The capacity of vitamin D to induce autophagy and inhibit the growth of HIV-1 and M.tb has been reviewed in detail elsewhere (Jo, 2010; Campbell and Spector, 2012a). Although supplementation of vitamin D led to contrasting results it seems clear that a normal level of this vitamin helps the immune system to fight several type of bacterial and viral infections (Borella et al., 2014).
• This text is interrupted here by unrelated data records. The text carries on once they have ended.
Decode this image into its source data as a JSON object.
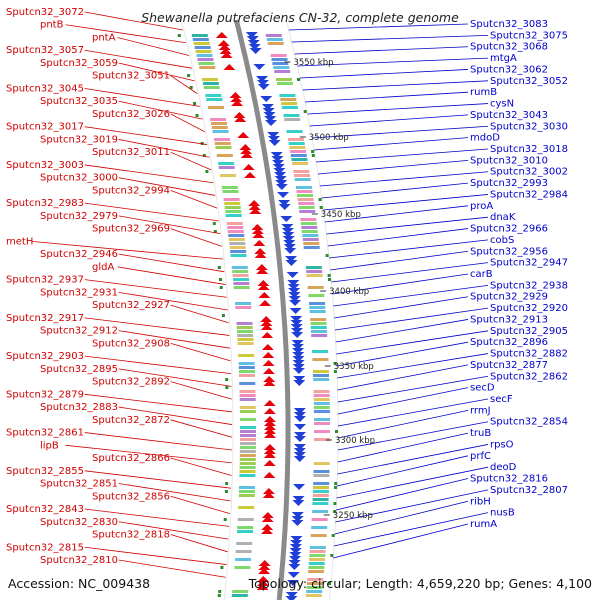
{
  "title": "Shewanella putrefaciens CN-32, complete genome",
  "footer": {
    "accession": "Accession: NC_009438",
    "topology": "Topology: circular; Length: 4,659,220 bp; Genes: 4,100"
  },
  "colors": {
    "left_labels": "#d00000",
    "right_labels": "#0000cc",
    "forward_arrows": "#e8000b",
    "reverse_arrows": "#1f3fd6",
    "backbone": "#8a8a8a"
  },
  "ruler_ticks": [
    "3550 kbp",
    "3500 kbp",
    "3450 kbp",
    "3400 kbp",
    "3350 kbp",
    "3300 kbp",
    "3250 kbp"
  ],
  "left_labels": [
    "Sputcn32_3072",
    "pntB",
    "pntA",
    "Sputcn32_3057",
    "Sputcn32_3059",
    "Sputcn32_3051",
    "Sputcn32_3045",
    "Sputcn32_3035",
    "Sputcn32_3026",
    "Sputcn32_3017",
    "Sputcn32_3019",
    "Sputcn32_3011",
    "Sputcn32_3003",
    "Sputcn32_3000",
    "Sputcn32_2994",
    "Sputcn32_2983",
    "Sputcn32_2979",
    "Sputcn32_2969",
    "metH",
    "Sputcn32_2946",
    "gldA",
    "Sputcn32_2937",
    "Sputcn32_2931",
    "Sputcn32_2927",
    "Sputcn32_2917",
    "Sputcn32_2912",
    "Sputcn32_2908",
    "Sputcn32_2903",
    "Sputcn32_2895",
    "Sputcn32_2892",
    "Sputcn32_2879",
    "Sputcn32_2883",
    "Sputcn32_2872",
    "Sputcn32_2861",
    "lipB",
    "Sputcn32_2866",
    "Sputcn32_2855",
    "Sputcn32_2851",
    "Sputcn32_2856",
    "Sputcn32_2843",
    "Sputcn32_2830",
    "Sputcn32_2818",
    "Sputcn32_2815",
    "Sputcn32_2810"
  ],
  "right_labels": [
    "Sputcn32_3083",
    "Sputcn32_3075",
    "Sputcn32_3068",
    "mtgA",
    "Sputcn32_3062",
    "Sputcn32_3052",
    "rumB",
    "cysN",
    "Sputcn32_3043",
    "Sputcn32_3030",
    "mdoD",
    "Sputcn32_3018",
    "Sputcn32_3010",
    "Sputcn32_3002",
    "Sputcn32_2993",
    "Sputcn32_2984",
    "proA",
    "dnaK",
    "Sputcn32_2966",
    "cobS",
    "Sputcn32_2956",
    "Sputcn32_2947",
    "carB",
    "Sputcn32_2938",
    "Sputcn32_2929",
    "Sputcn32_2920",
    "Sputcn32_2913",
    "Sputcn32_2905",
    "Sputcn32_2896",
    "Sputcn32_2882",
    "Sputcn32_2877",
    "Sputcn32_2862",
    "secD",
    "secF",
    "rrmJ",
    "Sputcn32_2854",
    "truB",
    "rpsO",
    "prfC",
    "deoD",
    "Sputcn32_2816",
    "Sputcn32_2807",
    "ribH",
    "nusB",
    "rumA"
  ]
}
Here, we have gathered compelling published data that reveal the major functions and regulation mechanisms of autophagy in HIV and M.tb infections. However, despite considerable progress, our understanding of autophagy in these deadly infections remains largely incomplete. An in-depth comprehension of the intricate interplay between HIV, M.tb and autophagy, both in vitro and in vivo, will undoubtedly unveil novel strategies employed by pathogens to subvert this pathway. Furthermore, this research avenue could also lead to improved knowledge of the autophagy pathway itself and to innovative tools for autophagy manipulation, as it was recently achieved with Nef-Beclin-1 interaction (Kyei et al., 2009; Shoji-Kawata et al., 2013). Although several challenges have to be overcome, in particular the multiple and complexes roles of autophagy in infection and cellular homeostasis, autophagy manipulation holds great potentials for future development of new or improved vaccines and therapies for infectious diseases (Espert et al., 2006; Kyei et al., 2009; Rubinsztein et al., 2012; Mostowy, 2013; Levine et al., 2015; Wallis and Hafner, 2015).